@Stryker Brown
Ask him for a Rent Roll and P&L.
Ask him do these represent normal operations going forward?
Review his expenses - do they make sense? If the Expense factor is below 30%, likely there's something missing. For smaller parks the expense ratio usually are higher (40%+)
Review his income - was the monthly income stream consistent? Did they factor in collections loss or vacancy?
Based your offer price on his current NOI (with your adjustments) divided by the market cap rate.
During the due diligence period, if you get it under contract, you'll have to try and confirm as many of the P&L assumptions as you can. If you find evidence (ie utilities were way higher than stated), you let the seller know what you found and see what explanation he gives. If there are enough issues, then you'll likely have to ask for a retrade on price.

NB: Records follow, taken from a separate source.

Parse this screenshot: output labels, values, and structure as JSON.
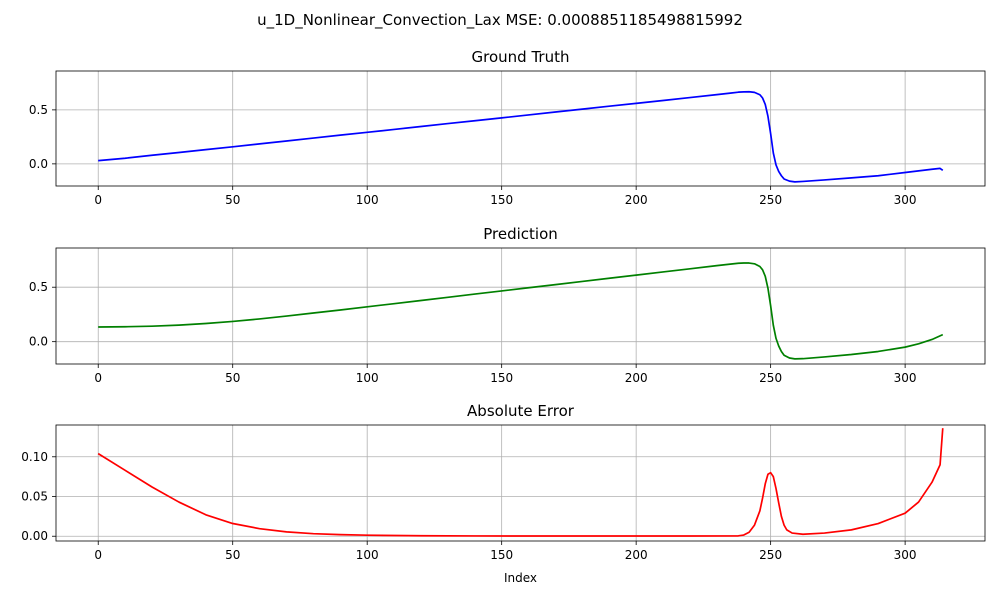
{
  "chart_data": {
    "type": "line",
    "suptitle": "u_1D_Nonlinear_Convection_Lax MSE: 0.0008851185498815992",
    "x_ticks": [
      0,
      50,
      100,
      150,
      200,
      250,
      300
    ],
    "xlim": [
      -15.7,
      329.7
    ],
    "grid": true,
    "panels": [
      {
        "title": "Ground Truth",
        "color": "#0000ff",
        "ylim": [
          -0.205,
          0.86
        ],
        "y_ticks": [
          0.0,
          0.5
        ],
        "y_tick_labels": [
          "0.0",
          "0.5"
        ],
        "xlabel": "",
        "points": [
          [
            0,
            0.03
          ],
          [
            10,
            0.052
          ],
          [
            20,
            0.08
          ],
          [
            30,
            0.105
          ],
          [
            40,
            0.132
          ],
          [
            50,
            0.158
          ],
          [
            60,
            0.185
          ],
          [
            70,
            0.212
          ],
          [
            80,
            0.239
          ],
          [
            90,
            0.266
          ],
          [
            100,
            0.292
          ],
          [
            110,
            0.319
          ],
          [
            120,
            0.346
          ],
          [
            130,
            0.373
          ],
          [
            140,
            0.399
          ],
          [
            150,
            0.426
          ],
          [
            160,
            0.453
          ],
          [
            170,
            0.48
          ],
          [
            180,
            0.507
          ],
          [
            190,
            0.534
          ],
          [
            200,
            0.56
          ],
          [
            210,
            0.587
          ],
          [
            220,
            0.614
          ],
          [
            230,
            0.641
          ],
          [
            235,
            0.655
          ],
          [
            238,
            0.664
          ],
          [
            240,
            0.667
          ],
          [
            242,
            0.668
          ],
          [
            244,
            0.662
          ],
          [
            246,
            0.64
          ],
          [
            247,
            0.61
          ],
          [
            248,
            0.55
          ],
          [
            249,
            0.44
          ],
          [
            250,
            0.28
          ],
          [
            251,
            0.1
          ],
          [
            252,
            -0.01
          ],
          [
            253,
            -0.07
          ],
          [
            254,
            -0.11
          ],
          [
            255,
            -0.14
          ],
          [
            257,
            -0.16
          ],
          [
            259,
            -0.167
          ],
          [
            262,
            -0.163
          ],
          [
            270,
            -0.149
          ],
          [
            280,
            -0.13
          ],
          [
            290,
            -0.11
          ],
          [
            300,
            -0.08
          ],
          [
            310,
            -0.05
          ],
          [
            313,
            -0.042
          ],
          [
            314,
            -0.06
          ]
        ]
      },
      {
        "title": "Prediction",
        "color": "#008000",
        "ylim": [
          -0.205,
          0.86
        ],
        "y_ticks": [
          0.0,
          0.5
        ],
        "y_tick_labels": [
          "0.0",
          "0.5"
        ],
        "xlabel": "",
        "points": [
          [
            0,
            0.135
          ],
          [
            10,
            0.137
          ],
          [
            20,
            0.142
          ],
          [
            30,
            0.152
          ],
          [
            40,
            0.167
          ],
          [
            50,
            0.186
          ],
          [
            60,
            0.209
          ],
          [
            70,
            0.235
          ],
          [
            80,
            0.263
          ],
          [
            90,
            0.291
          ],
          [
            100,
            0.32
          ],
          [
            110,
            0.349
          ],
          [
            120,
            0.378
          ],
          [
            130,
            0.407
          ],
          [
            140,
            0.437
          ],
          [
            150,
            0.466
          ],
          [
            160,
            0.495
          ],
          [
            170,
            0.524
          ],
          [
            180,
            0.553
          ],
          [
            190,
            0.582
          ],
          [
            200,
            0.611
          ],
          [
            210,
            0.64
          ],
          [
            220,
            0.669
          ],
          [
            230,
            0.698
          ],
          [
            235,
            0.712
          ],
          [
            238,
            0.72
          ],
          [
            240,
            0.722
          ],
          [
            242,
            0.722
          ],
          [
            244,
            0.715
          ],
          [
            246,
            0.69
          ],
          [
            247,
            0.66
          ],
          [
            248,
            0.6
          ],
          [
            249,
            0.49
          ],
          [
            250,
            0.33
          ],
          [
            251,
            0.15
          ],
          [
            252,
            0.03
          ],
          [
            253,
            -0.04
          ],
          [
            254,
            -0.09
          ],
          [
            255,
            -0.125
          ],
          [
            257,
            -0.15
          ],
          [
            259,
            -0.158
          ],
          [
            262,
            -0.156
          ],
          [
            270,
            -0.14
          ],
          [
            280,
            -0.118
          ],
          [
            290,
            -0.09
          ],
          [
            300,
            -0.05
          ],
          [
            305,
            -0.02
          ],
          [
            310,
            0.02
          ],
          [
            314,
            0.065
          ]
        ]
      },
      {
        "title": "Absolute Error",
        "color": "#ff0000",
        "ylim": [
          -0.006,
          0.14
        ],
        "y_ticks": [
          0.0,
          0.05,
          0.1
        ],
        "y_tick_labels": [
          "0.00",
          "0.05",
          "0.10"
        ],
        "xlabel": "Index",
        "points": [
          [
            0,
            0.104
          ],
          [
            10,
            0.083
          ],
          [
            20,
            0.062
          ],
          [
            30,
            0.043
          ],
          [
            40,
            0.027
          ],
          [
            50,
            0.016
          ],
          [
            60,
            0.0095
          ],
          [
            70,
            0.0055
          ],
          [
            80,
            0.0032
          ],
          [
            90,
            0.002
          ],
          [
            100,
            0.0013
          ],
          [
            120,
            0.0006
          ],
          [
            140,
            0.0004
          ],
          [
            160,
            0.0003
          ],
          [
            180,
            0.0003
          ],
          [
            200,
            0.0003
          ],
          [
            220,
            0.0003
          ],
          [
            238,
            0.0005
          ],
          [
            240,
            0.0015
          ],
          [
            242,
            0.005
          ],
          [
            244,
            0.014
          ],
          [
            246,
            0.032
          ],
          [
            247,
            0.048
          ],
          [
            248,
            0.066
          ],
          [
            249,
            0.078
          ],
          [
            250,
            0.08
          ],
          [
            251,
            0.075
          ],
          [
            252,
            0.06
          ],
          [
            253,
            0.042
          ],
          [
            254,
            0.025
          ],
          [
            255,
            0.014
          ],
          [
            256,
            0.008
          ],
          [
            258,
            0.004
          ],
          [
            262,
            0.0025
          ],
          [
            270,
            0.004
          ],
          [
            280,
            0.008
          ],
          [
            290,
            0.016
          ],
          [
            300,
            0.029
          ],
          [
            305,
            0.043
          ],
          [
            310,
            0.068
          ],
          [
            313,
            0.09
          ],
          [
            314,
            0.136
          ]
        ]
      }
    ]
  }
}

RE Cap Ex: Ask yourself - if I put in a $100K in cap ex, what value will I get from that? it's like remodeling a kitchen before you sell a home. If it costs $50K to remodel and it only adds $40K of value, then likely you won't do it. If the cap ex exceeds the value created, then you'll need to get some of that cap ex discounted from the price.
Instead of valuing the empty lots, think about what the exit price will look like and if you're going to offer more than the current value, ask yourself how much of the value add am I willing to pay for upfront?

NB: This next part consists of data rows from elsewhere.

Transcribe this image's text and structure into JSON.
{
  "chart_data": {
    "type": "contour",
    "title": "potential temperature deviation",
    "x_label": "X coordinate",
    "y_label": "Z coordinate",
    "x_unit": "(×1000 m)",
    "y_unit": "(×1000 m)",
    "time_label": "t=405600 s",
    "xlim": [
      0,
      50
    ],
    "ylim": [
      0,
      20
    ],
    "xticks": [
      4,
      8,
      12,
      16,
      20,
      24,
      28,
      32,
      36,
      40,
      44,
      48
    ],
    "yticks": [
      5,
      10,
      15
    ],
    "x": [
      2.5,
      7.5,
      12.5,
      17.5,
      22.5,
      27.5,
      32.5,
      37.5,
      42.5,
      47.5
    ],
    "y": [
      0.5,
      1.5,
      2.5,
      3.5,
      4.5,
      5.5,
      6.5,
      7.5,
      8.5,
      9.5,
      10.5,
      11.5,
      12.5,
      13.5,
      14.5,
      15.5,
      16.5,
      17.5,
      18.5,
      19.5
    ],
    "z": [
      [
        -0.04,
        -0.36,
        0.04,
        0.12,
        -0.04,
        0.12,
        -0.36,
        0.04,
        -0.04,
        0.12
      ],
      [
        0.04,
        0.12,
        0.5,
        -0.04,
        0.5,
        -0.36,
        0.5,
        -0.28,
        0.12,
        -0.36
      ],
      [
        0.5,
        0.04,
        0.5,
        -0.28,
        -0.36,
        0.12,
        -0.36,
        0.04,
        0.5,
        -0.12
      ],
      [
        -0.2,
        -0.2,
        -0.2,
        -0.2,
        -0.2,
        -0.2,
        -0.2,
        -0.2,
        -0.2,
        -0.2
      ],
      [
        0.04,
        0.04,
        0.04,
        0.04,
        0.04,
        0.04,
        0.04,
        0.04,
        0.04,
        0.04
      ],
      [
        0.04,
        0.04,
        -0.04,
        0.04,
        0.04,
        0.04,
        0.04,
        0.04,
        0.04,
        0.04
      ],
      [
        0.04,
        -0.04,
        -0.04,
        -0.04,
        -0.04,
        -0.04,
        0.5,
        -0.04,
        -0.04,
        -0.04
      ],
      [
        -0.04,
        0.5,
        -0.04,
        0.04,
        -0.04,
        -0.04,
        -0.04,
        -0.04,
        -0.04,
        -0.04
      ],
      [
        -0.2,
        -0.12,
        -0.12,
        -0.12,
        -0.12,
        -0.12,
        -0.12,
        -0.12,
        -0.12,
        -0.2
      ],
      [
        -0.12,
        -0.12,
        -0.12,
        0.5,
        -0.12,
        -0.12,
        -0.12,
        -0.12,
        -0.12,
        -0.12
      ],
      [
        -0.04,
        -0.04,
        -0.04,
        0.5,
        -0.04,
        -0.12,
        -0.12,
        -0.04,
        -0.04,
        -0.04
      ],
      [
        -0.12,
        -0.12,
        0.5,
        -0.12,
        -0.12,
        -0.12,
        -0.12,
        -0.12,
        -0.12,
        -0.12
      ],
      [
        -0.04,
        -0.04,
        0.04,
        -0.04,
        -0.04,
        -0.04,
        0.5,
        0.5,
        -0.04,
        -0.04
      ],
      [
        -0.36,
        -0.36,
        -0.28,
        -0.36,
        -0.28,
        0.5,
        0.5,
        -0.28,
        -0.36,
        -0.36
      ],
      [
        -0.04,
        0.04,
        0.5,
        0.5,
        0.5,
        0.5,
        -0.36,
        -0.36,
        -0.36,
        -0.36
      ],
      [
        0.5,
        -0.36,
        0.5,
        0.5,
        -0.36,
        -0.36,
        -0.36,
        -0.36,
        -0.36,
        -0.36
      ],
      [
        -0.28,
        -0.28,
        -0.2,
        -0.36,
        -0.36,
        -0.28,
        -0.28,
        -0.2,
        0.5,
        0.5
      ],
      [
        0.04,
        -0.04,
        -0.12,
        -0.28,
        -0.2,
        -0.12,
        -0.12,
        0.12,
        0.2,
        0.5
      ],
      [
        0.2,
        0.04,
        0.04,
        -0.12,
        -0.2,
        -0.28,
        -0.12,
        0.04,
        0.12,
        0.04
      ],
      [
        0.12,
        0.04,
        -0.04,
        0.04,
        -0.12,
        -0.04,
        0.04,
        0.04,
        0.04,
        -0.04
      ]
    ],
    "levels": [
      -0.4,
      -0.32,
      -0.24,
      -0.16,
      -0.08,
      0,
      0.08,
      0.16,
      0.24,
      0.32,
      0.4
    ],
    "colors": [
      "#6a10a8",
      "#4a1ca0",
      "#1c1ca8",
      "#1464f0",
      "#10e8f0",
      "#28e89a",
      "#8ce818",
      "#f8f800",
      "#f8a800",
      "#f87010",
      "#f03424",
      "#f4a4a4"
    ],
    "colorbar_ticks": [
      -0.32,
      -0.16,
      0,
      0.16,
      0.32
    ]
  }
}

The empty lots or 'undermarket rents' - that represents your value add that you earn for doing the work to drive the NOI. In a competitive bidding situation, you might have to pay more to win the deal. Just keep in mind the more you pay, the lower your return. Know what your walk away number is.
Also keep in mind that buyers set pricing, not sellers. If no one's willing to pay his $400K price then eventually, he'll have to come off that number
(note: I've been involved in deals where the seller is valuing the park based on the 'redevelopment' potential and not as an MHP - if there's a developer that's willing to pay, then they'll outbid me every time)
While buyers set pricing, though, sellers set timing! It may be awhile before the sellers are willing to accept what the true market value is.
That's where it pays to continually follow up.